Soil collection: From a heath at Paimpont (48º00’N, 2º15’W) in Bretagne (Brittany), north-west France, 60 blocks of soil (20 x 20 x 10 cm depth) were collected randomly arfter three days of dry weather. Vegatation was dominated by gorse around 2 m in height. The brown acidic soil was 55 cm deep with a thick (10 cm) litter horizon, the C/N ratio suggesting a low humification rate.
Fire treatments: Now in Brittany fires usually occur accidentally and are not prescribed burns. Two kinds of fire intensity were implemented to simulate the types of fires now observed. In a 1985 experimental fire maximum temperatures varied from 50 to 430 ºC at the ground surface with ash deposits estimated at 3.6 t/ha, providing guidance for this current experiment.
Of the 60 soil blocks, 18 were stored in a cool place to act as controls. Other blocks were placed in large boxes of moist sand and the litter removed. The soil surface was heated either to 150 ºC for 15 min or 300 ºC for 30 min (using an epiradiator) and the effects of the percolation of two ash solutions were studied.

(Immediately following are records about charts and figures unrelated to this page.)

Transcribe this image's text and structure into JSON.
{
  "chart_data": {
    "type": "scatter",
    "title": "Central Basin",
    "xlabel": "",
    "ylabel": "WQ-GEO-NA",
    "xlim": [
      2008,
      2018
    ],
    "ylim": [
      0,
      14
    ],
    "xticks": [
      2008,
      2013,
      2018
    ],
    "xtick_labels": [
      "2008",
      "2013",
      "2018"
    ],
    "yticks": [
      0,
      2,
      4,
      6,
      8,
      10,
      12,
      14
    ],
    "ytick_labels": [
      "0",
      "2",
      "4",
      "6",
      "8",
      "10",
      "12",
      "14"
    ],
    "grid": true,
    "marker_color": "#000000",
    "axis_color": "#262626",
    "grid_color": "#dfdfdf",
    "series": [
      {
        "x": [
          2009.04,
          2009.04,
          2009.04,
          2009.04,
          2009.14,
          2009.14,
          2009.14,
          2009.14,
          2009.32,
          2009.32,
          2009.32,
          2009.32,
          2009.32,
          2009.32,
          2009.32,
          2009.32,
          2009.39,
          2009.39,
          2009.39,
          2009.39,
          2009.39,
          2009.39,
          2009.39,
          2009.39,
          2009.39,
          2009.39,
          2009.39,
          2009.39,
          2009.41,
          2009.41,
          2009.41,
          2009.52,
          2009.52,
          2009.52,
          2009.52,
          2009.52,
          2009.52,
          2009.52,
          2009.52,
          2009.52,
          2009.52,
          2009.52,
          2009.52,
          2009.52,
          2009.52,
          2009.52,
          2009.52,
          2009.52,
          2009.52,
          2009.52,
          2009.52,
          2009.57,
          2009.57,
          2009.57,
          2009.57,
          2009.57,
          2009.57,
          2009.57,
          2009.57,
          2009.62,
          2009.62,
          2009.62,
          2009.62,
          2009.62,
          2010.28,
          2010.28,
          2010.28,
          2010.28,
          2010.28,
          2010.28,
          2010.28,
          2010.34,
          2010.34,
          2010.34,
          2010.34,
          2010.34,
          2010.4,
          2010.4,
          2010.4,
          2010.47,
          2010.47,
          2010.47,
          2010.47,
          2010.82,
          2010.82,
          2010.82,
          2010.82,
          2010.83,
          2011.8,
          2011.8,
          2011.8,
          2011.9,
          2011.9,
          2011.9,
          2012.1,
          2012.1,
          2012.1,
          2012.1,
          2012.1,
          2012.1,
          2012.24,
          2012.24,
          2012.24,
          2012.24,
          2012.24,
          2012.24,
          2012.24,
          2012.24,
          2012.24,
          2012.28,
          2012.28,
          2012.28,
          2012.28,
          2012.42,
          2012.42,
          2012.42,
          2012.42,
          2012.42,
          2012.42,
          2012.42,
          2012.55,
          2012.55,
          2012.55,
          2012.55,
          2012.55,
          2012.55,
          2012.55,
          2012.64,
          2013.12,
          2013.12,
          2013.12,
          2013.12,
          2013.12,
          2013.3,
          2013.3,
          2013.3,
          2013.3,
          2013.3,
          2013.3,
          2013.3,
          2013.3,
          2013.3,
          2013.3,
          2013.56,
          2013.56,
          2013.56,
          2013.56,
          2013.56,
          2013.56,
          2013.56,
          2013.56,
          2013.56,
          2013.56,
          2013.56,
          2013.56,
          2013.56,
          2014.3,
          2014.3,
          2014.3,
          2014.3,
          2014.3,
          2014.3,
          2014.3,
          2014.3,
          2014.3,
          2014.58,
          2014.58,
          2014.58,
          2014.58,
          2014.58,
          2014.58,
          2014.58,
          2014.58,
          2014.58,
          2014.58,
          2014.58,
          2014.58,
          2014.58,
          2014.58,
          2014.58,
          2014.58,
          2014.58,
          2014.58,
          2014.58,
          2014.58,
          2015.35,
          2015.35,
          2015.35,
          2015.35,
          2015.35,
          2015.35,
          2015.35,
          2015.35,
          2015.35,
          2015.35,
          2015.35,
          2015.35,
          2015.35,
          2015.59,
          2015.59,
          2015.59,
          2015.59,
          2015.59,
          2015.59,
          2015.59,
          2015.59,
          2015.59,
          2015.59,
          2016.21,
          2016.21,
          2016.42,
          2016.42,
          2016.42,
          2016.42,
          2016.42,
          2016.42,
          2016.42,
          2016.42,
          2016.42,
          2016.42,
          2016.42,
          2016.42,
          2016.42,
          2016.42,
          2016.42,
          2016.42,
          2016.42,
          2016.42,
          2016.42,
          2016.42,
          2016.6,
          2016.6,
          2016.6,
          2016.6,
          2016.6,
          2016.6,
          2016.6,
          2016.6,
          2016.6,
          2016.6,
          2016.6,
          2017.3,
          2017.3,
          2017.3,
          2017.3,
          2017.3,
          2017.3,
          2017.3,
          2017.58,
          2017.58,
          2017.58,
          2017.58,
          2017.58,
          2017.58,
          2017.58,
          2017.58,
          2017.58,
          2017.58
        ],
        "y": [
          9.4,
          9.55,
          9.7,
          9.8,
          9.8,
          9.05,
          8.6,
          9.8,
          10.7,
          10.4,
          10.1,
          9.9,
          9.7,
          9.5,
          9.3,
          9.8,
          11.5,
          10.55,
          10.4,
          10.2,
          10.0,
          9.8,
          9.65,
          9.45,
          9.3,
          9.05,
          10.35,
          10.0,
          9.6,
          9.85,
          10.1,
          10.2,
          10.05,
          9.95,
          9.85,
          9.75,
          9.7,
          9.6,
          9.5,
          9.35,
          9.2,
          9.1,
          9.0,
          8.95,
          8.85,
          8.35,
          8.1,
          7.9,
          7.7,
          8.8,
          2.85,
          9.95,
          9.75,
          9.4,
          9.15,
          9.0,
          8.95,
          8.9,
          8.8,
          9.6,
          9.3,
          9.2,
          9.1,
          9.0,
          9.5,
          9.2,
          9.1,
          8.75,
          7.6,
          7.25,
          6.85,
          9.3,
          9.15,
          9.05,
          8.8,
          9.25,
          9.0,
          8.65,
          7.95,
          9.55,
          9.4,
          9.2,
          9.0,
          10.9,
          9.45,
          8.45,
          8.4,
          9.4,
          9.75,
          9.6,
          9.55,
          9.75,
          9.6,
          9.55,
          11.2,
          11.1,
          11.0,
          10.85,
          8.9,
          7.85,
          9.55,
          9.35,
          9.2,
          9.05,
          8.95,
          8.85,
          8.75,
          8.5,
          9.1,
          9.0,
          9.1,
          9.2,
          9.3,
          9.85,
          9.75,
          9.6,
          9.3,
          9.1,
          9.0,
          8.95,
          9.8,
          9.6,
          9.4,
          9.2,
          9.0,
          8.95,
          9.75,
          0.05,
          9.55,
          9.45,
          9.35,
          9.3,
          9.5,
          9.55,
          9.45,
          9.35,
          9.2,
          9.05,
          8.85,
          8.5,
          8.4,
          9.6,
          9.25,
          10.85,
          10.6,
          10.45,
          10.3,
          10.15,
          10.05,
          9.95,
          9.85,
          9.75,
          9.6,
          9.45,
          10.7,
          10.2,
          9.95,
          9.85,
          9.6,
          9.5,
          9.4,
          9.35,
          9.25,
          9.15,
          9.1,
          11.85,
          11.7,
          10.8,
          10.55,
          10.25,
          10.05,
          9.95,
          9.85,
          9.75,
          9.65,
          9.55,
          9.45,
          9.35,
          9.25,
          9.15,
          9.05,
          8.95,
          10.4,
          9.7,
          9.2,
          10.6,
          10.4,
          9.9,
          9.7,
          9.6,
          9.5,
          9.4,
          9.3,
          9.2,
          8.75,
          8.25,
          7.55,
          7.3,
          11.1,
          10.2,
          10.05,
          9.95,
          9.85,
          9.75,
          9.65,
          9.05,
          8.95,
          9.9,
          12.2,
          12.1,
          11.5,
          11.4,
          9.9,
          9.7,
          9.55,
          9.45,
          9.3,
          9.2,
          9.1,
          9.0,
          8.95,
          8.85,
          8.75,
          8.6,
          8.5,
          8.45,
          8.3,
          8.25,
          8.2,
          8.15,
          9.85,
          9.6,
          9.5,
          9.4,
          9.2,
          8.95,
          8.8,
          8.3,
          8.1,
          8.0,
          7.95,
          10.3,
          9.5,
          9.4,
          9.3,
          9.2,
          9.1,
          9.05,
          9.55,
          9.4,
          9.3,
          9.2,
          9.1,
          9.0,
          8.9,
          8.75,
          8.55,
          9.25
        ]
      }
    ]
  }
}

The results showed that soil heating as a result of heathland burns, has a significant effect on soil properties only at higher temperatures (300 ºC). The organic matter content decreased during this treatment inducing a decrease in cation exchange capacity and in exchangeable bivalent cation concentrations. The nutrient inputs from ash did not compensate for these losses, except for potassium. Nearly all sodium was leached and its exchangeable concentration always remained lower than the control samples. The major part of nutrient input by ash was immobilized as insoluble forms, thus futher contributing to lowering soil fertility (as mostly unavailable to plants in such forms).
Conclusions: These results suggest that a hot burn has transient effects on the soil fertility of the heathlands. Repetitive fires (on a sensible rotation) will induce nutrient loss, thus contributing to the maintenance of both low soil fertility and the characteristic ericaeous-dominated vegetation communities.